When the examination is over, the marking of the new brother is to be proceeded with. He is told to prepare to receive the impression of a hot iron on his person, and is requested to mention on what part he would prefer to be branded. The Masons then go through the preparations of lighting a fire, blowing with a bellows, turning the iron with tongs, discussing the redness of the heated instrument, all in the hearing of the patient, who, still blind-folded, [pg 732] stands pale and trembling, in spite of his resolution to go through the operation. The diversion this torture affords the lodge may well be imagined. Of course there is no branding, but the rituals suggest different methods of producing the sensation. One recommends violent friction of the part indicated for branding, and then the sudden application of a piece of ice.
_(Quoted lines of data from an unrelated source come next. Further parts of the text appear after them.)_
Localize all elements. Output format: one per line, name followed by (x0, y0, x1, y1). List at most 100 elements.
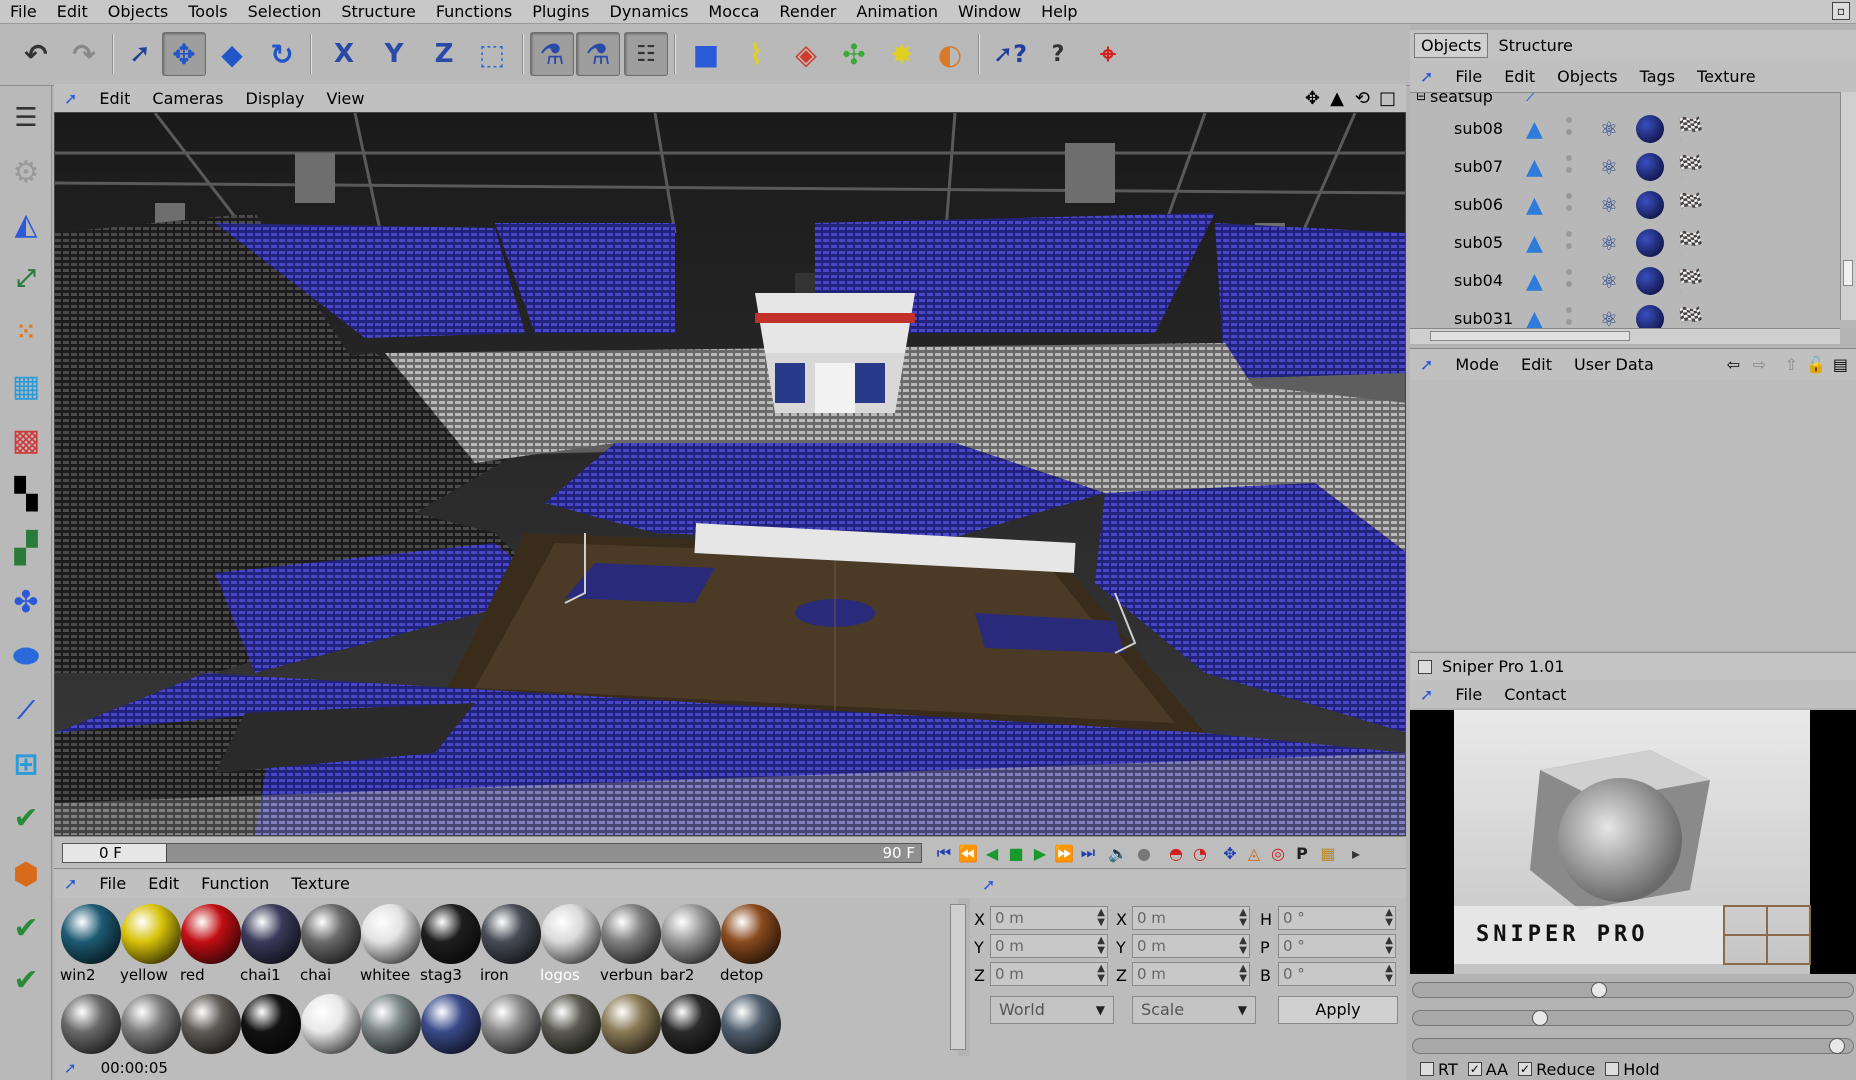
size-x-field[interactable]: 0 m ▲ ▼ (1132, 906, 1250, 930)
object-list-hscroll[interactable] (1410, 328, 1840, 344)
inverse-kinematics-icon[interactable]: ⟋ (4, 688, 48, 732)
sound-icon[interactable]: 🔊 (1106, 841, 1130, 865)
viewport-menu-edit[interactable]: Edit (99, 89, 130, 108)
list-item[interactable]: sub05 ▲ ⚛ 🏁 (1410, 225, 1840, 263)
visibility-dots-icon[interactable] (1566, 193, 1572, 217)
goto-start-icon[interactable]: ⏮ (932, 841, 956, 865)
panel-menu-icon[interactable]: ➚ (1420, 685, 1433, 704)
lock-icon[interactable]: 🔓 (1806, 355, 1826, 374)
pan-view-icon[interactable]: ✥ (1305, 88, 1320, 109)
flag-tag-icon[interactable]: 🏁 (1676, 269, 1703, 294)
sniper-menu-file[interactable]: File (1455, 685, 1482, 704)
sniper-menu-contact[interactable]: Contact (1504, 685, 1566, 704)
object-list-vscroll[interactable] (1840, 92, 1856, 320)
forward-arrow-icon[interactable]: ⇨ (1753, 355, 1766, 374)
nurbs-icon[interactable]: ◈ (784, 32, 828, 76)
panel-checkbox[interactable] (1418, 659, 1432, 674)
texture-tag-icon[interactable] (1636, 229, 1664, 257)
play-backward-icon[interactable]: ◀ (980, 841, 1004, 865)
slider-knob[interactable] (1532, 1010, 1548, 1026)
objects-menu-edit[interactable]: Edit (1504, 67, 1535, 86)
material-tag-icon[interactable]: ⚛ (1600, 269, 1618, 293)
panel-menu-icon[interactable]: ➚ (982, 875, 995, 894)
rot-h-field[interactable]: 0 ° ▲ ▼ (1278, 906, 1396, 930)
play-forward-icon[interactable]: ▶ (1028, 841, 1052, 865)
material-menu-edit[interactable]: Edit (148, 874, 179, 893)
objects-menu-tags[interactable]: Tags (1640, 67, 1675, 86)
menu-selection[interactable]: Selection (238, 2, 332, 21)
viewport-menu-view[interactable]: View (327, 89, 365, 108)
tab-structure[interactable]: Structure (1492, 34, 1578, 57)
material-menu-texture[interactable]: Texture (291, 874, 350, 893)
menu-structure[interactable]: Structure (331, 2, 425, 21)
viewport-menu-cameras[interactable]: Cameras (152, 89, 223, 108)
apply-button[interactable]: Apply (1278, 996, 1398, 1024)
material-tag-icon[interactable]: ⚛ (1600, 231, 1618, 255)
scene-object-icon[interactable]: ◐ (928, 32, 972, 76)
select-arrow-icon[interactable]: ➚ (118, 32, 162, 76)
rot-p-field[interactable]: 0 ° ▲ ▼ (1278, 934, 1396, 958)
material-tag-icon[interactable]: ⚛ (1600, 193, 1618, 217)
deformer-icon[interactable]: ✸ (880, 32, 924, 76)
locked-workplane-icon[interactable]: ✔ (4, 958, 48, 1002)
help-pointer-icon[interactable]: ➚? (988, 32, 1032, 76)
material-tag-icon[interactable]: ⚛ (1600, 155, 1618, 179)
workplane-icon[interactable]: ⊞ (4, 742, 48, 786)
3d-viewport[interactable] (54, 112, 1406, 836)
attributes-menu-mode[interactable]: Mode (1455, 355, 1499, 374)
list-item[interactable]: sub04 ▲ ⚛ 🏁 (1410, 263, 1840, 301)
panel-menu-icon[interactable]: ➚ (1420, 355, 1433, 374)
object-tool-icon[interactable]: ✤ (4, 580, 48, 624)
maximize-view-icon[interactable]: □ (1379, 88, 1396, 109)
menu-file[interactable]: File (0, 2, 47, 21)
point-level-icon[interactable]: ▦ (1316, 841, 1340, 865)
move-tool-icon[interactable]: ✥ (162, 32, 206, 76)
polygons-mode-icon[interactable]: ▩ (4, 418, 48, 462)
spline-icon[interactable]: ⌇ (734, 32, 778, 76)
pos-y-field[interactable]: 0 m ▲ ▼ (990, 934, 1108, 958)
size-y-field[interactable]: 0 m ▲ ▼ (1132, 934, 1250, 958)
texture-tag-icon[interactable] (1636, 153, 1664, 181)
material-menu-file[interactable]: File (99, 874, 126, 893)
goto-end-icon[interactable]: ⏭ (1076, 841, 1100, 865)
objects-menu-texture[interactable]: Texture (1697, 67, 1756, 86)
rotation-key-icon[interactable]: ◎ (1266, 841, 1290, 865)
menu-tools[interactable]: Tools (178, 2, 237, 21)
texture-tag-icon[interactable] (1636, 115, 1664, 143)
texture-axis-icon[interactable]: ▞ (4, 526, 48, 570)
x-axis-lock-icon[interactable]: X (322, 32, 366, 76)
visibility-dots-icon[interactable] (1566, 231, 1572, 255)
timeline-slider[interactable]: 0 F 90 F (62, 843, 922, 863)
restore-window-icon[interactable]: ▫ (1832, 2, 1850, 20)
material-swatch[interactable]: detop (716, 900, 786, 984)
sniper-slider-3[interactable] (1412, 1038, 1854, 1054)
scroll-thumb[interactable] (1843, 260, 1853, 286)
panel-menu-icon[interactable]: ➚ (64, 89, 77, 108)
rotate-tool-icon[interactable]: ↻ (260, 32, 304, 76)
reduce-checkbox[interactable]: ✓ (1518, 1062, 1533, 1076)
material-tag-icon[interactable]: ⚛ (1600, 117, 1618, 141)
target-icon[interactable]: ⌖ (1086, 32, 1130, 76)
edges-mode-icon[interactable]: ▦ (4, 364, 48, 408)
attributes-menu-user-data[interactable]: User Data (1574, 355, 1654, 374)
slider-knob[interactable] (1591, 982, 1607, 998)
menu-animation[interactable]: Animation (846, 2, 948, 21)
y-axis-lock-icon[interactable]: Y (372, 32, 416, 76)
menu-window[interactable]: Window (948, 2, 1031, 21)
viewport-menu-display[interactable]: Display (246, 89, 305, 108)
list-item[interactable]: sub08 ▲ ⚛ 🏁 (1410, 111, 1840, 149)
flag-tag-icon[interactable]: 🏁 (1676, 155, 1703, 180)
rot-b-field[interactable]: 0 ° ▲ ▼ (1278, 962, 1396, 986)
visibility-dots-icon[interactable] (1566, 117, 1572, 141)
sniper-slider-1[interactable] (1412, 982, 1854, 998)
texture-tag-icon[interactable] (1636, 305, 1664, 328)
position-key-icon[interactable]: ✥ (1218, 841, 1242, 865)
menu-help[interactable]: Help (1031, 2, 1087, 21)
redo-icon[interactable]: ↷ (62, 32, 106, 76)
rt-checkbox[interactable] (1420, 1062, 1434, 1076)
pos-z-field[interactable]: 0 m ▲ ▼ (990, 962, 1108, 986)
render-view-icon[interactable]: ⚗ (530, 32, 574, 76)
list-item[interactable]: sub07 ▲ ⚛ 🏁 (1410, 149, 1840, 187)
menu-plugins[interactable]: Plugins (522, 2, 599, 21)
model-mode-icon[interactable]: ◭ (4, 202, 48, 246)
Another directs the hot wick of a candle just blown out to be pressed against the skin. Sometimes the president declares himself satisfied with the resignation of the neophyte, and dispenses with the operation. Generally the ceremonies of the Ritual are considerably curtailed in practice; not even Masons can endure their tedious trifling.
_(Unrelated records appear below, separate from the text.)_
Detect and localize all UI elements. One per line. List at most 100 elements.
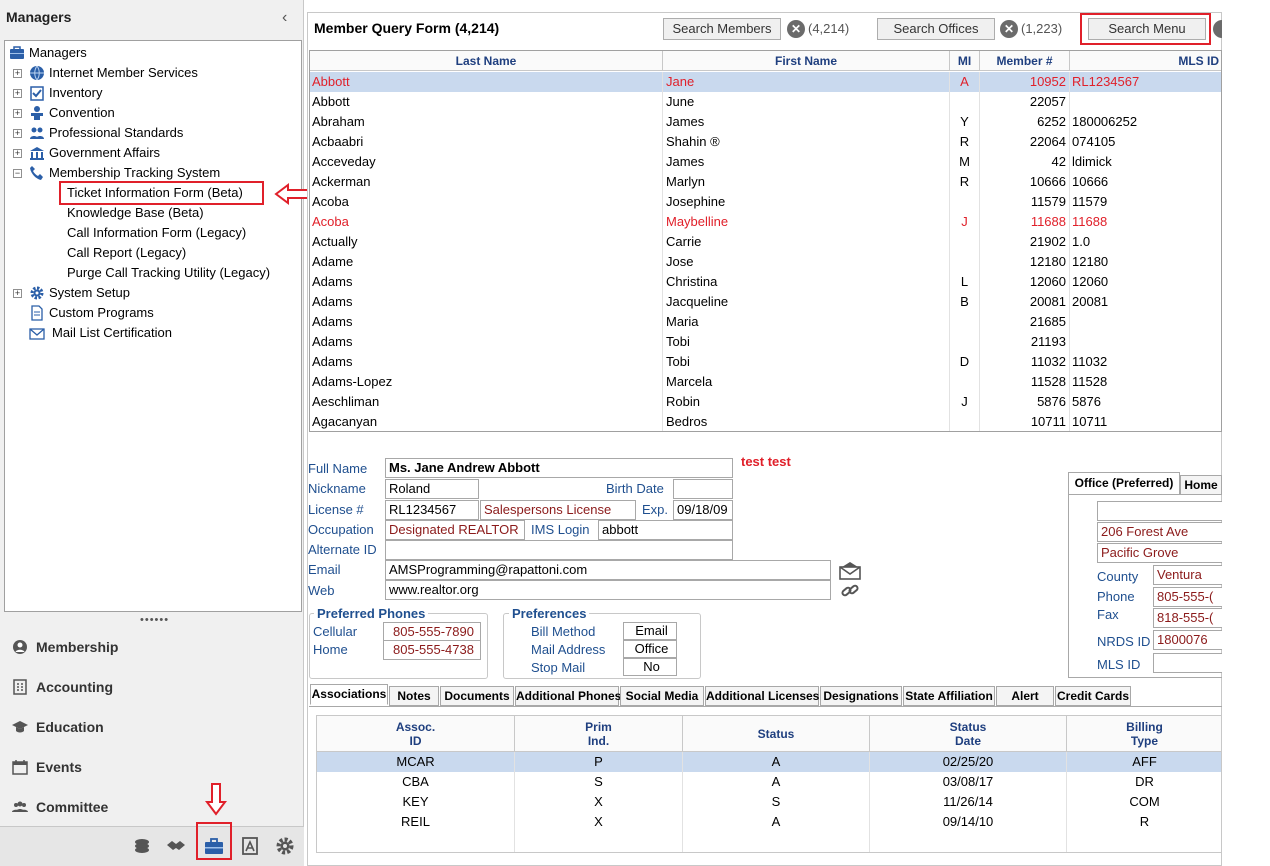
col-header-prim-ind[interactable]: Prim Ind. [515,716,683,752]
tab-documents[interactable]: Documents [440,686,514,706]
col-header-status[interactable]: Status [683,716,870,752]
office-phone-field[interactable]: 805-555-( [1153,587,1222,607]
tab-additional-licenses[interactable]: Additional Licenses [705,686,819,706]
highlight-box-search-menu [1080,13,1211,45]
col-header-first-name[interactable]: First Name [663,51,950,71]
coins-icon[interactable] [132,836,152,856]
ims-login-field[interactable]: abbott [598,520,733,540]
office-address-field[interactable]: 206 Forest Ave [1097,522,1222,542]
web-field[interactable]: www.realtor.org [385,580,831,600]
office-line1-field[interactable] [1097,501,1222,521]
nav-committee[interactable]: Committee [12,795,292,819]
tab-designations[interactable]: Designations [820,686,902,706]
tab-office-preferred[interactable]: Office (Preferred) [1068,472,1180,494]
table-row[interactable]: Adams Maria 21685 [310,312,1221,332]
nav-accounting[interactable]: Accounting [12,675,292,699]
home-phone-field[interactable]: 805-555-4738 [383,640,481,660]
expand-plus-icon[interactable]: + [13,289,22,298]
table-row[interactable]: KEY X S 11/26/14 COM [317,792,1221,812]
table-row[interactable]: Adams-Lopez Marcela 11528 11528 [310,372,1221,392]
full-name-field[interactable]: Ms. Jane Andrew Abbott [385,458,733,478]
table-row[interactable]: Ackerman Marlyn R 10666 10666 [310,172,1221,192]
county-field[interactable]: Ventura [1153,565,1222,585]
cellular-field[interactable]: 805-555-7890 [383,622,481,642]
collapse-minus-icon[interactable]: − [13,169,22,178]
col-header-member-number[interactable]: Member # [980,51,1070,71]
col-header-billing-type[interactable]: Billing Type [1067,716,1221,752]
nickname-field[interactable]: Roland [385,479,479,499]
license-type-field[interactable]: Salespersons License [480,500,636,520]
settings-gear-icon[interactable] [275,836,295,856]
nrds-id-field[interactable]: 1800076 [1153,630,1222,650]
col-header-last-name[interactable]: Last Name [310,51,663,71]
search-members-button[interactable]: Search Members [663,18,781,40]
table-row[interactable]: Agacanyan Bedros 10711 10711 [310,412,1221,431]
expand-plus-icon[interactable]: + [13,89,22,98]
search-offices-button[interactable]: Search Offices [877,18,995,40]
empty-cell [515,832,683,852]
table-row[interactable]: Acoba Josephine 11579 11579 [310,192,1221,212]
tab-social-media[interactable]: Social Media [620,686,704,706]
office-mls-id-field[interactable] [1153,653,1222,673]
col-header-assoc-id[interactable]: Assoc. ID [317,716,515,752]
expand-plus-icon[interactable]: + [13,149,22,158]
nav-membership[interactable]: Membership [12,635,292,659]
email-field[interactable]: AMSProgramming@rapattoni.com [385,560,831,580]
tab-notes[interactable]: Notes [389,686,439,706]
send-email-icon[interactable] [838,562,862,580]
tab-associations[interactable]: Associations [310,684,388,705]
bill-method-field[interactable]: Email [623,622,677,640]
table-row[interactable]: Acoba Maybelline J 11688 11688 [310,212,1221,232]
table-row[interactable]: Actually Carrie 21902 1.0 [310,232,1221,252]
tab-office-home[interactable]: Home [1180,475,1222,495]
last-name-cell: Adams [310,352,663,372]
briefcase-icon[interactable] [204,836,224,856]
tab-state-affiliation[interactable]: State Affiliation [903,686,995,706]
col-header-mi[interactable]: MI [950,51,980,71]
office-city-field[interactable]: Pacific Grove [1097,543,1222,563]
table-row[interactable]: CBA S A 03/08/17 DR [317,772,1221,792]
table-row[interactable]: Acbaabri Shahin ® R 22064 074105 [310,132,1221,152]
table-row[interactable]: Adams Jacqueline B 20081 20081 [310,292,1221,312]
splitter-handle[interactable]: •••••• [140,614,169,626]
table-row[interactable]: Abbott June 22057 [310,92,1221,112]
table-row[interactable]: Adams Tobi D 11032 11032 [310,352,1221,372]
expand-plus-icon[interactable]: + [13,69,22,78]
clear-offices-icon[interactable]: ✕ [1000,20,1018,38]
license-field[interactable]: RL1234567 [385,500,479,520]
mail-address-field[interactable]: Office [623,640,677,658]
col-header-mls-id[interactable]: MLS ID [1070,51,1221,71]
table-row[interactable]: Aeschliman Robin J 5876 5876 [310,392,1221,412]
alternate-id-field[interactable] [385,540,733,560]
table-row[interactable]: Acceveday James M 42 ldimick [310,152,1221,172]
table-row-empty[interactable] [317,832,1221,852]
contacts-icon[interactable] [240,836,260,856]
table-row[interactable]: Adams Christina L 12060 12060 [310,272,1221,292]
link-icon[interactable] [840,582,860,600]
clear-members-icon[interactable]: ✕ [787,20,805,38]
col-header-status-date[interactable]: Status Date [870,716,1067,752]
occupation-field[interactable]: Designated REALTOR [385,520,525,540]
expand-plus-icon[interactable]: + [13,109,22,118]
table-row[interactable]: MCAR P A 02/25/20 AFF [317,752,1221,772]
stop-mail-field[interactable]: No [623,658,677,676]
table-row[interactable]: Adams Tobi 21193 [310,332,1221,352]
tab-credit-cards[interactable]: Credit Cards [1055,686,1131,706]
table-row[interactable]: REIL X A 09/14/10 R [317,812,1221,832]
collapse-chevron-icon[interactable]: ‹ [282,9,287,27]
tab-alert[interactable]: Alert [996,686,1054,706]
tab-strip-baseline [309,706,1222,707]
tab-additional-phones[interactable]: Additional Phones [515,686,621,706]
office-fax-field[interactable]: 818-555-( [1153,608,1222,628]
table-row[interactable]: Abbott Jane A 10952 RL1234567 [310,72,1221,92]
table-row[interactable]: Abraham James Y 6252 180006252 [310,112,1221,132]
members-grid[interactable]: Last Name First Name MI Member # MLS ID … [309,50,1222,432]
associations-grid[interactable]: Assoc. ID Prim Ind. Status Status Date Billi… [316,715,1222,853]
nav-education[interactable]: Education [12,715,292,739]
exp-field[interactable]: 09/18/09 [673,500,733,520]
handshake-icon[interactable] [166,836,186,856]
nav-events[interactable]: Events [12,755,292,779]
birth-date-field[interactable] [673,479,733,499]
table-row[interactable]: Adame Jose 12180 12180 [310,252,1221,272]
expand-plus-icon[interactable]: + [13,129,22,138]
After this the oath is to be administered. The candidate is warned of the sacred, inviolable, perpetual nature of the obligation he is about to assume; and when he has signified his willingness to be bound by it, he is told that as the time is approaching when he will be admitted to the secrets of the order, the order requires of him a guarantee—to consist in the manifestation of some secret confided to him, that he is not at liberty to reveal. If the candidate agrees, he is to be sharply reprimanded; if he does not consent, the president praises his discretion. The latter then proceeds to inform the candidate that the oath he is about to take requires him to give all his blood for the society. When the candidate assents, his word is at once put to the test, and he is asked if he is really to allow a vein to be immediately opened. This proposal usually draws out a remonstrance, and the victim's ordinary objection is the weakness of his health, or the probable derangement of his digestion by such an operation following so soon after dinner. In the lodge, however, this is provided for. The surgeon gravely advances, feels the patient's pulse, and infallibly declares that he lies, that the blood-letting can do him no harm, and positively assures him he will be the better for it. The bleeding is performed in this manner: The surgeon binds the arm, and pricks the vein with a tooth-pick or such like. An assistant drops on it a small stream of tepid water, which trickles over the arm of the patient into a vessel held below. The counterfeit is perfect. The arm is bandaged, arranged in a sling, and the poor man, blindfolded, half-naked, terrified, wearied, branded, and bled, is at length conducted to the altar, or table of the presiding master, to seal his initiation with the final oath. There, on his knees, holding in his left hand the points of an open compass against his breast, with his right on the sword of the president (or, according to another ritual, on a Bible, a compass, and a square), he takes the oath, which we give in its naked impiety, as found in the Ritual secretly printed at Naples in 1869:

“I, N. N., do swear and promise of my own free-will, before the Great Architect of the Universe, and on my honor, to keep inviolable silence on all the secrets of Freemasonry that may be communicated to me, as also on whatever I may see done or hear said in it, under pain of having my throat cut, my tongue torn out, my body cut into pieces, burned, and its ashes scattered to the wind, that my name may go down in execrated memory and eternal infamy. I promise and swear to give help and assistance to all brother Masons, and swear never to belong to any society, under whatever name, form, or title, opposed to Masonry; subjecting myself, if I break my word, to all the penalties established for perjury. Finally, I swear obedience and submission to the general statutes of the order, to the particular regulations of this [pg 733]lodge, and to the Supreme Grand Orient of Italy.”